The court said there is “no legal evidence adduced by the prosecution to show that the accused infringed on the notification lawfully made under the Bombay Police Act.” It also directed them to furnish bonds of 10,000.

At 10 a.m. Informant, SI Durgesh Harishchandra Salunkhe, and his associates visited Tayyaba Masjid in front of the Andheri Metro on 29 March and discovered that ten foreigners from the Kyrgyz Republic had arrived at the mosque after attending the Markaz Tablighi Jamaat in Delhi. They visited different places and individuals, spreading the infection with COVID-19, the informant said. He alleged that they violated the requirements of a lockout and ignored the City Police Commissioner's orders.

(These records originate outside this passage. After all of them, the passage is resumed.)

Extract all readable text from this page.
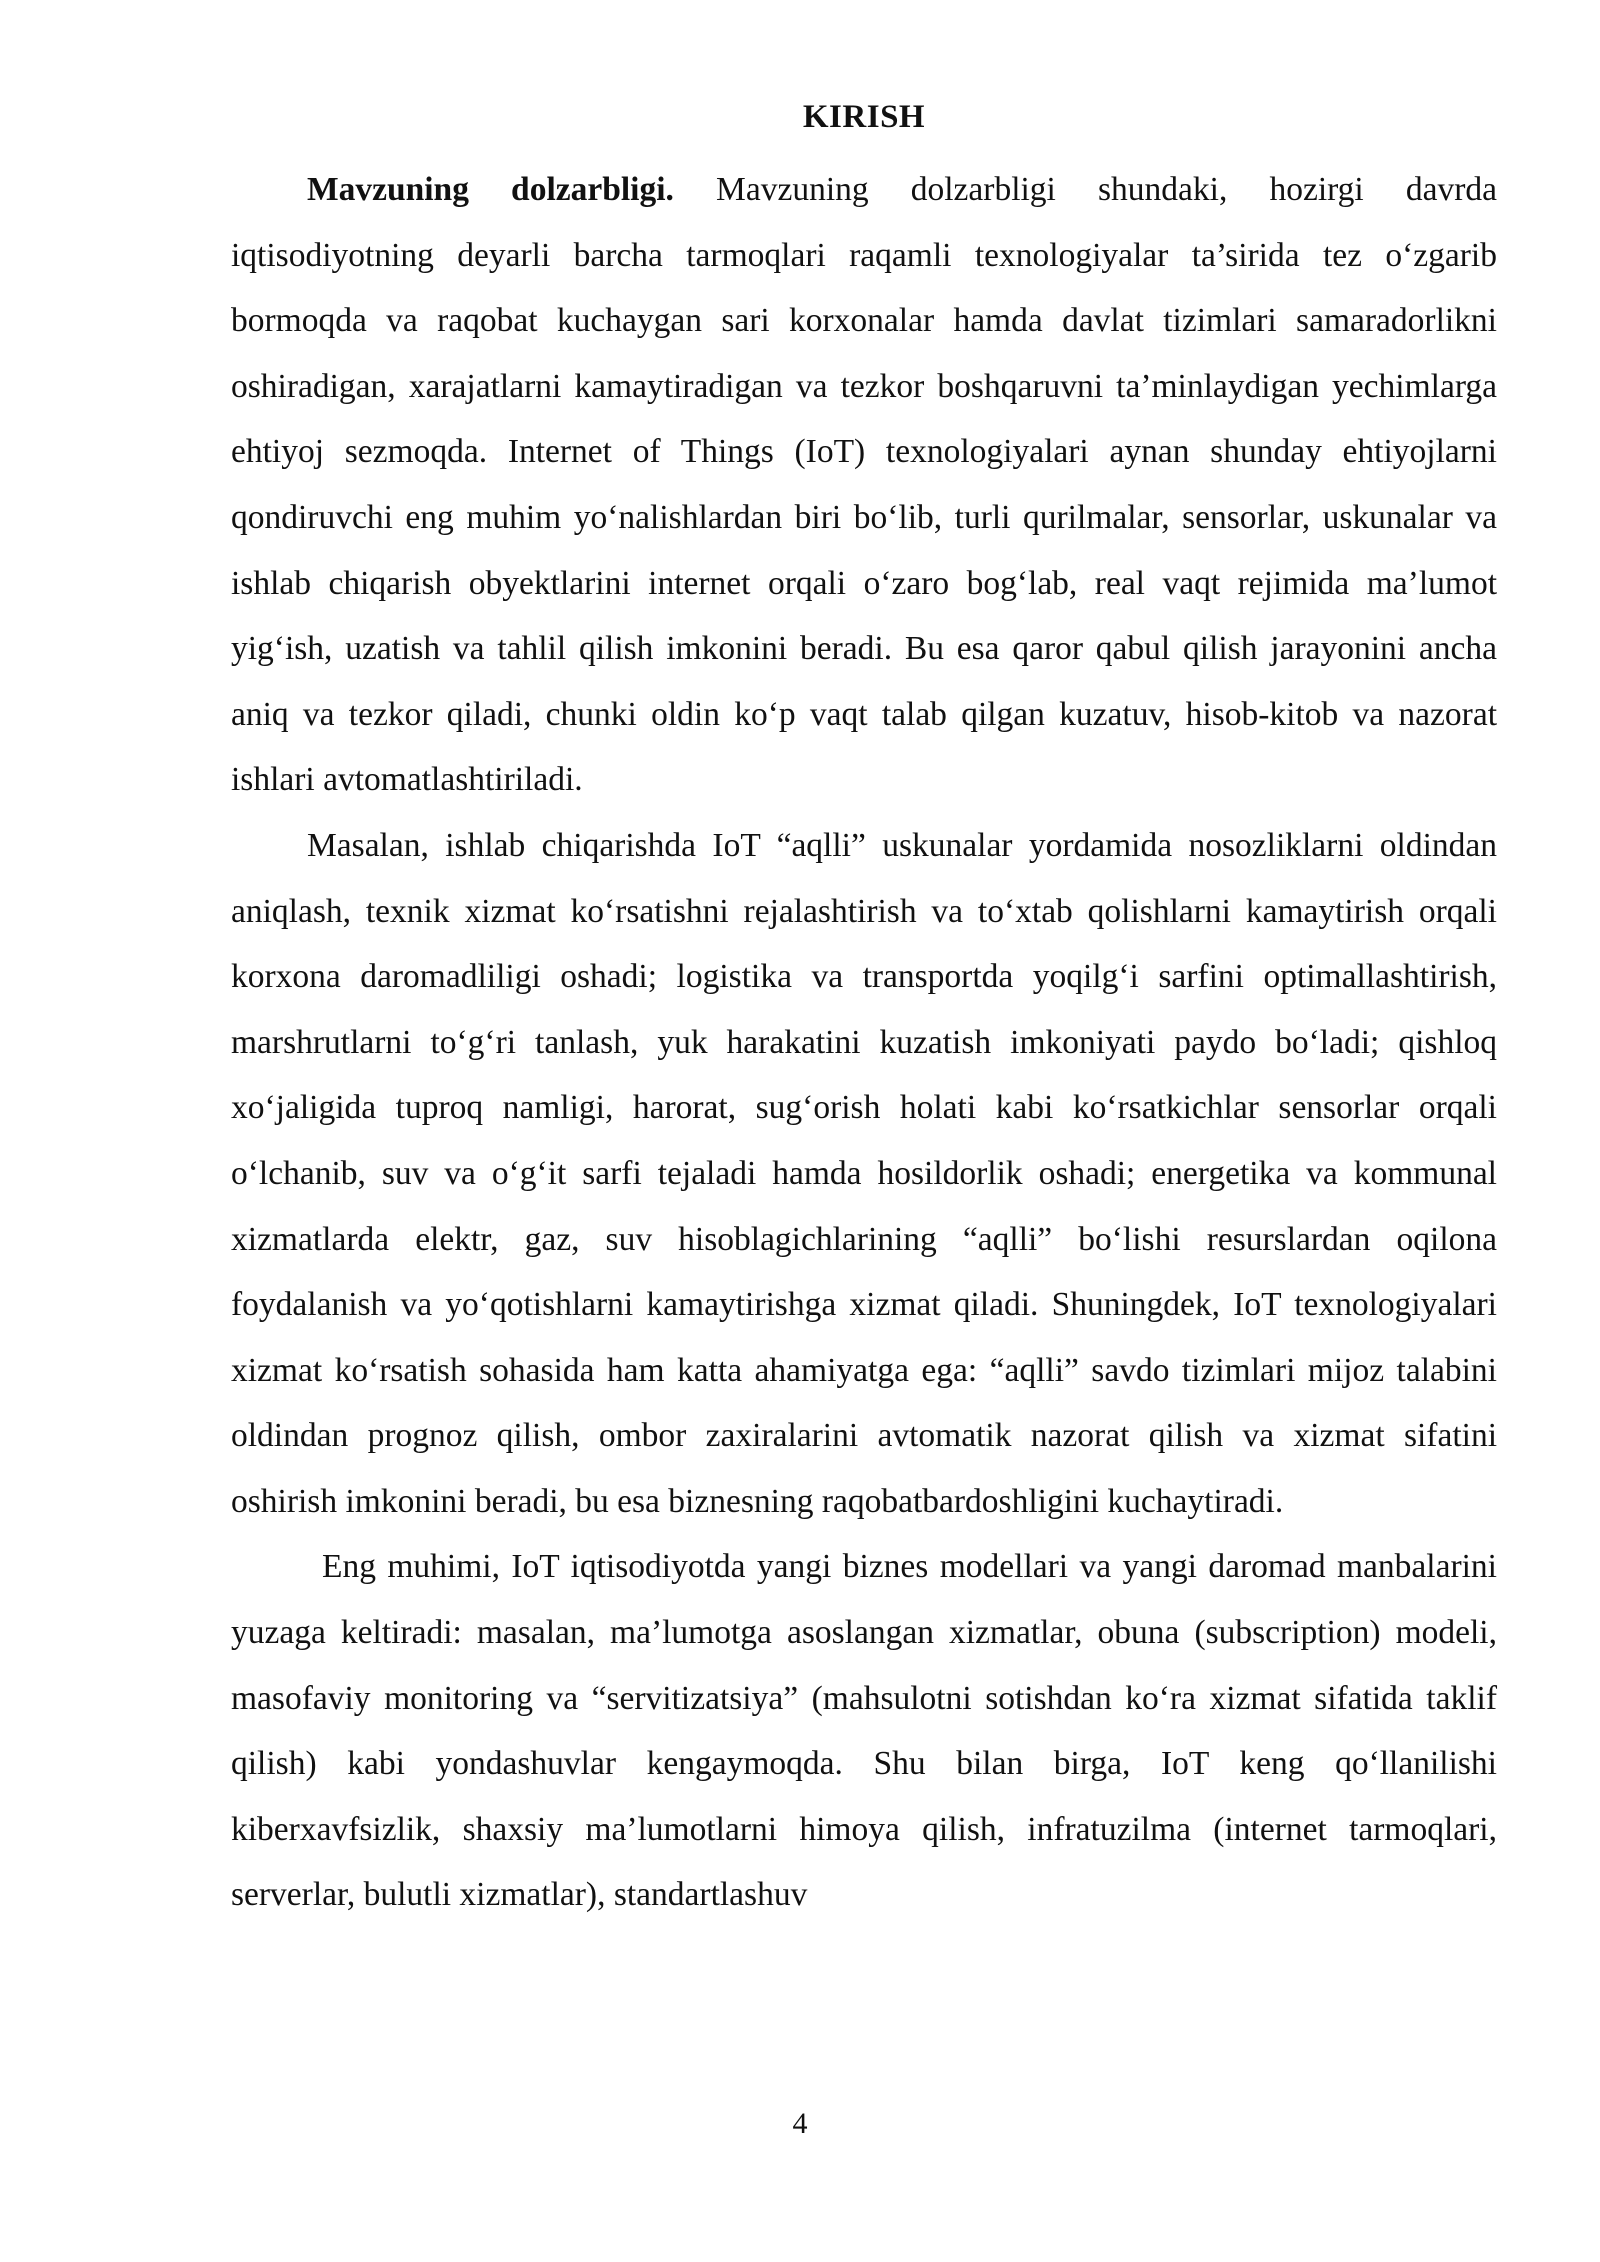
KIRISH

Mavzuning dolzarbligi. Mavzuning dolzarbligi shundaki, hozirgi davrda iqtisodiyotning deyarli barcha tarmoqlari raqamli texnologiyalar ta’sirida tez o‘zgarib bormoqda va raqobat kuchaygan sari korxonalar hamda davlat tizimlari samaradorlikni oshiradigan, xarajatlarni kamaytiradigan va tezkor boshqaruvni ta’minlaydigan yechimlarga ehtiyoj sezmoqda. Internet of Things (IoT) texnologiyalari aynan shunday ehtiyojlarni qondiruvchi eng muhim yo‘nalishlardan biri bo‘lib, turli qurilmalar, sensorlar, uskunalar va ishlab chiqarish obyektlarini internet orqali o‘zaro bog‘lab, real vaqt rejimida ma’lumot yig‘ish, uzatish va tahlil qilish imkonini beradi. Bu esa qaror qabul qilish jarayonini ancha aniq va tezkor qiladi, chunki oldin ko‘p vaqt talab qilgan kuzatuv, hisob-kitob va nazorat ishlari avtomatlashtiriladi.

Masalan, ishlab chiqarishda IoT “aqlli” uskunalar yordamida nosozliklarni oldindan aniqlash, texnik xizmat ko‘rsatishni rejalashtirish va to‘xtab qolishlarni kamaytirish orqali korxona daromadliligi oshadi; logistika va transportda yoqilg‘i sarfini optimallashtirish, marshrutlarni to‘g‘ri tanlash, yuk harakatini kuzatish imkoniyati paydo bo‘ladi; qishloq xo‘jaligida tuproq namligi, harorat, sug‘orish holati kabi ko‘rsatkichlar sensorlar orqali o‘lchanib, suv va o‘g‘it sarfi tejaladi hamda hosildorlik oshadi; energetika va kommunal xizmatlarda elektr, gaz, suv hisoblagichlarining “aqlli” bo‘lishi resurslardan oqilona foydalanish va yo‘qotishlarni kamaytirishga xizmat qiladi. Shuningdek, IoT texnologiyalari xizmat ko‘rsatish sohasida ham katta ahamiyatga ega: “aqlli” savdo tizimlari mijoz talabini oldindan prognoz qilish, ombor zaxiralarini avtomatik nazorat qilish va xizmat sifatini oshirish imkonini beradi, bu esa biznesning raqobatbardoshligini kuchaytiradi.

Eng muhimi, IoT iqtisodiyotda yangi biznes modellari va yangi daromad manbalarini yuzaga keltiradi: masalan, ma’lumotga asoslangan xizmatlar, obuna (subscription) modeli, masofaviy monitoring va “servitizatsiya” (mahsulotni sotishdan ko‘ra xizmat sifatida taklif qilish) kabi yondashuvlar kengaymoqda. Shu bilan birga, IoT keng qo‘llanilishi kiberxavfsizlik, shaxsiy ma’lumotlarni himoya qilish, infratuzilma (internet tarmoqlari, serverlar, bulutli xizmatlar), standartlashuv

4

The court said, “From the combined perusal of the evidence of police officials and the prosecution, it is apparent that both of them have deposed that the accused have not committed violations of lockdown or curfew. Additionally, they have deposed that they neither entered the mosque nor noticed accused contravening lockdown norms. Ultimately, the prosecution witnesses themselves have clarified the position of the accused persons.”

They were charged under Sections 188 (disobedience to the order duly promulgated by the public servant), 269 (anyone who unlawfully or negligently commits any act that is, and that he knows or has reason to believe to be, likely to spread any life-threatening illness shall be punished), 270 (malignant act likely to spread life-threatening illness) of the Indian Penal Code (IPC) 1860, along with relevant sections of the Disaster Management Act 2005, Foreigners Act 1946, Epidemic Diseases Act 1897 and Bombay Police Act 1951.

Later, Sections 307 (attempt to murder) and 304 (2) (punishment for culpable homicide not amounting to murder) of the IPC were added. On June 17, a charge sheet was filed, and the prosecution relied on the statements of two witnesses. On October 7, 2020, charges were framed.